30 de dezembro de 2015

TROVA # 63


 ELZA SOARES DA VIDA


"Desde que me entendo por gente
Elza Soares da vida
Dar armas brancas, químicas, quentes
Música é a preferida
Eu disse
Dar armas brancas, químicas, quentes
Música é a preferida

Desde que me entendo por gente
Eu sambo, eu faço o que gosto
My soul is black, meu sangue é quente
Eu quando gosto, me enrosco
Eu disse
My soul is black, meu sangue é quente
Eu quando gosto, me enrosco

Desde que me entendo por gente
Difíceis momentos tristes
Vivus vi veri vici noutros continentes
Eu sei que o amor resiste
Eu disse
Vivus vi veri vici noutros continentes
Eu sei que o amor resiste.
"

("Elza Soares" - Itamar Assumpção - Canção que o Nego Dito escreveu para a musa de Garrincha e que é a última faixa de Pretobrás II: Maldito Vírgula [2010]).


Elza Soares é uma daquelas atrações musicais brasileiras que já deveriam ser classificadas como verdadeiras instituições. Daquelas que deveriam ser tombadas pelo patrimônio histórico da humanidade. Por sua história, por seu tempo de atividade, além de seu talento. São mais de 50 anos de música, 78 anos confessos de idade, 85 de acordo com alguns jornalistas e 350 anos segundo as minhas prerrogativas - porque se a gente envelhecesse a cada golpe fatal que a vida nos oferece, Elzinha teria uma lista infinita de dores e amores para nos ofertar...

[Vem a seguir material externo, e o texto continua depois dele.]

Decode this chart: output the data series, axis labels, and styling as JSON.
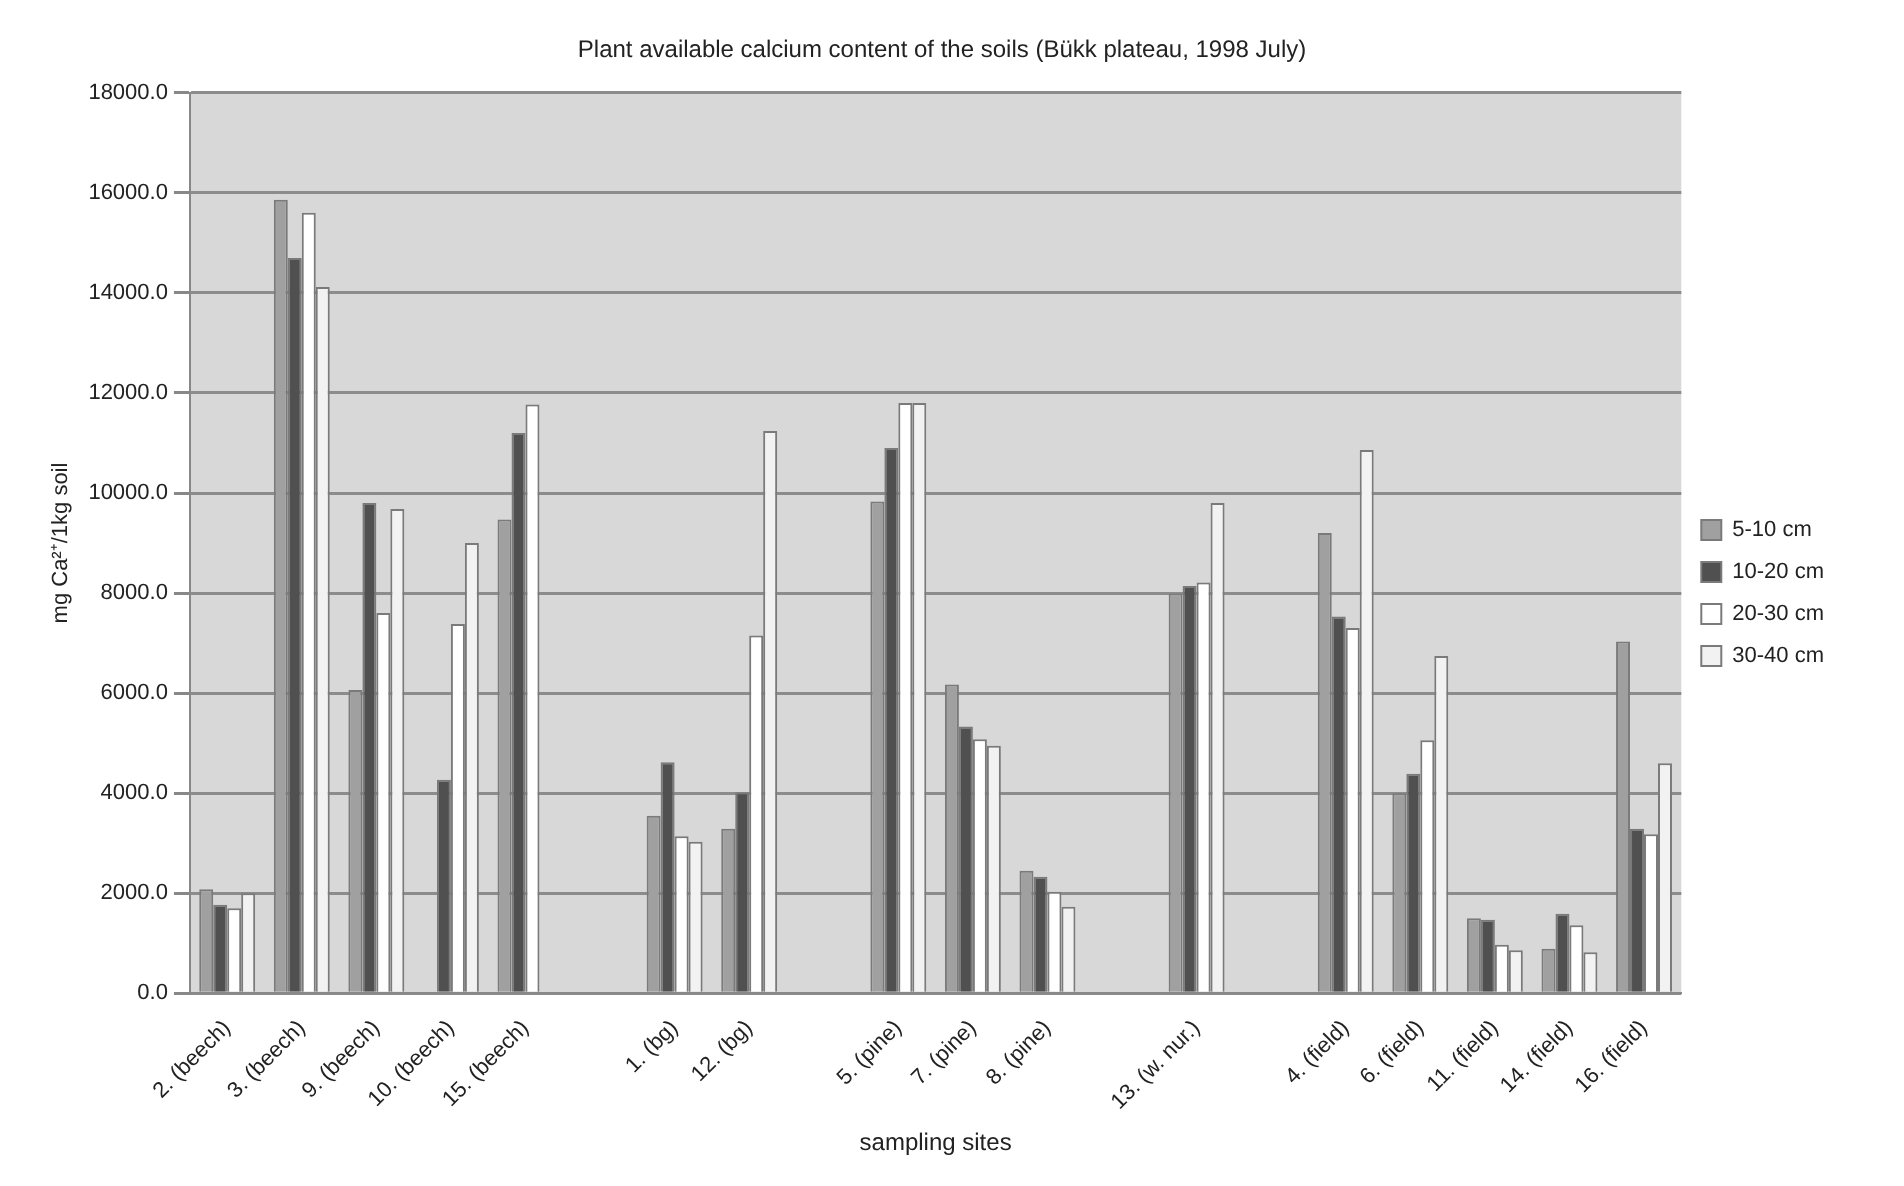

Minha primeira memória da musa mais célebre de Garrincha data dos meus primeiros anos da Faculdade de Letras, quando eu era um jovem encantado com a MPB de Caetano Veloso, Gilberto Gil e Chico Buarque. Ouvi a gravação antológica de "Língua", de Caetano, e fiquei embasbacado com aquela voz rouca, que perguntava o que nossa língua portuguesa queria e podia fazer por nós. A cada ganido, grito rouco e pinote dela eu tinha a plena certeza de que Elza Soares devia ter vindo de outro planeta. O da fome, como ela disse pra Ary Barroso, lá no início de sua carreira:

"- De que planeta você está vindo, minha filha?! - indagou Ary [Barroso], assustado.
- Do planeta fome!
Como que entendendo o recado, ele parou de rir e anunciou que Elza Soares cantaria "Lama". De Paulo Marques e Ailce Chaves. O conjunto atacou a introdução - fá sustenido. Orós encarou a garota e sorriu. Ela respondeu com a mesma alegria e pôs-se a cantar, botando na voz te a a sua força interior, suas angústias, sonhos e esperanças. Muitos espectadores puseram-se de pé para aplaudi-la. Ary se impressionou com seu dinamismo e potencial vocal. Chegou à segunda pede com redobrado vigor. Decidiu, também, exibir seu lado de atriz, da menina que pedia esmola nas calçadas da Central chorando para conseguir os trocados da passagem.

Mais palmas surgiram de todos os cantos do auditório. Ao final da interpretação, aplausos entusiasmados e pedidos de bis. Elza foi aclamado como a grande vencedora da noite e repetiu a canção. Ary abraçou-a e beijou-a. Teria que voltar à emissora bom-dia seguinte para receber o prêmio."

LOUZEIRO, José. "Elza Soares: Cantando Para Não Enlouquecer". São Paulo: Ed. Globo, 1997, p.47.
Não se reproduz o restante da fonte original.